Lotta a mafie e corruzione: Libera, da giugno ad ottobre torna “E!State Liberi!” con esperienze in 15 Regioni e 75 località

Sono disponibili online le proposte 2026 di “E!State Liberi!” – i campi di Impegno e formazione sui beni confiscati alle mafie – che accompagneranno anche quest’anno i partecipanti nell’approfondimento di alcuni temi centrali per l’impegno di Libera nella rigenerazione dei territori: il contrasto al caporalato, il disarmo, la lotta alla corruzione, la giustizia ambientale e sociale, il mutualismo sociale, le vecchie e le nuove Resistenze e i valori dell’antifascismo.

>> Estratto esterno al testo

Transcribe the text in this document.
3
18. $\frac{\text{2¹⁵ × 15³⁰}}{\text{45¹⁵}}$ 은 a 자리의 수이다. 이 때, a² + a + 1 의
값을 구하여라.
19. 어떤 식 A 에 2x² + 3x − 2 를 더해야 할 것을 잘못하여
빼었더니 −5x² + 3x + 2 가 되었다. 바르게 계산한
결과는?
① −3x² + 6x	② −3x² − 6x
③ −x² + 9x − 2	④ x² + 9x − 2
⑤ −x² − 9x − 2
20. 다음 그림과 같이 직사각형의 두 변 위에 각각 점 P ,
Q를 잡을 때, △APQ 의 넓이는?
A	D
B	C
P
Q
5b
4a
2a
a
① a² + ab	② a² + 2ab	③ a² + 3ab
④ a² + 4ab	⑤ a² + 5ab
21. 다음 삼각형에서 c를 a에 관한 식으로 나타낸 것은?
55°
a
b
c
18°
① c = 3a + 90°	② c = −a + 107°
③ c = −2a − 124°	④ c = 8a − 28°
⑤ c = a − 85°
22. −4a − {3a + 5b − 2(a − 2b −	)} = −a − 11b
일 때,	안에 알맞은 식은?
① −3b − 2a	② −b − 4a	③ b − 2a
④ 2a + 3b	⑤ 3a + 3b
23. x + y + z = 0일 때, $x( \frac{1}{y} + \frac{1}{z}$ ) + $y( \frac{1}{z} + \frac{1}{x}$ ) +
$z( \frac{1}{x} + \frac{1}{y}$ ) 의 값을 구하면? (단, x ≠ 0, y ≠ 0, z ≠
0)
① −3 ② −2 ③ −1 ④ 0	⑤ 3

A trent’anni dall’approvazione della legge 109 sul riutilizzo sociale dei beni confiscati alla criminalità organizzata, promossa da Libera, con la campagna “Diamo linfa al bene” l’associazione ha lanciato una mobilitazione rivolta al Governo per sostenere il riuso di questi beni attraverso la destinazione del 2% del Fondo unico giustizia. Trent’anni in cui – viene sottolineato in un comunicato – oltre 1.200 realtà sociali hanno trasformato quegli spazi in una vera e proprio rivoluzione culturale e hanno saputo ridare vita a spazi che sono simboli delle presenze delle mafie nelle nostre città. Ma i beni confiscati non sono solo immobili o terreni, ma simboli concreti di giustizia sociale restituiti alla collettività. Luoghi che, una volta sottratti alla criminalità organizzata, diventano strumenti di welfare, inclusione sociale e riscatto dei territori.
Libera invita a prenotare la propria partecipazione ad “una nuova estate di responsabilità e di impegno civile”, “per scoprire le innumerevoli realtà positive del nostro Paese, le comunità solidali e quelle che, nel solco dell’antimafia sociale, lavorano per costruire una società basata su diritti, dignità, cura e corresponsabilità”. I campi si svolgeranno in 15 Regioni e 70 località, con la disponibilità di oltre 3.500 posti. Da giugno ad ottobre sarà possibile partecipare a più di 130 esperienze in tutta Italia, della durata media di una settimana, dedicate alla partecipazione di minorenni, maggiorenni, gruppi organizzati (scout, scuole, associazioni, ecc.), gruppi aziendali e gruppi internazionali.
I campi di “E!State Liberi!” – conclude la nota – rappresentano un’opportunità concreta per contribuire attivamente al cambiamento, grazie a un’esperienza immersiva all’interno di realtà impegnate nella solidarietà, nella cittadinanza attiva e nel protagonismo collettivo, nel segno della lotta a mafie e corruzione.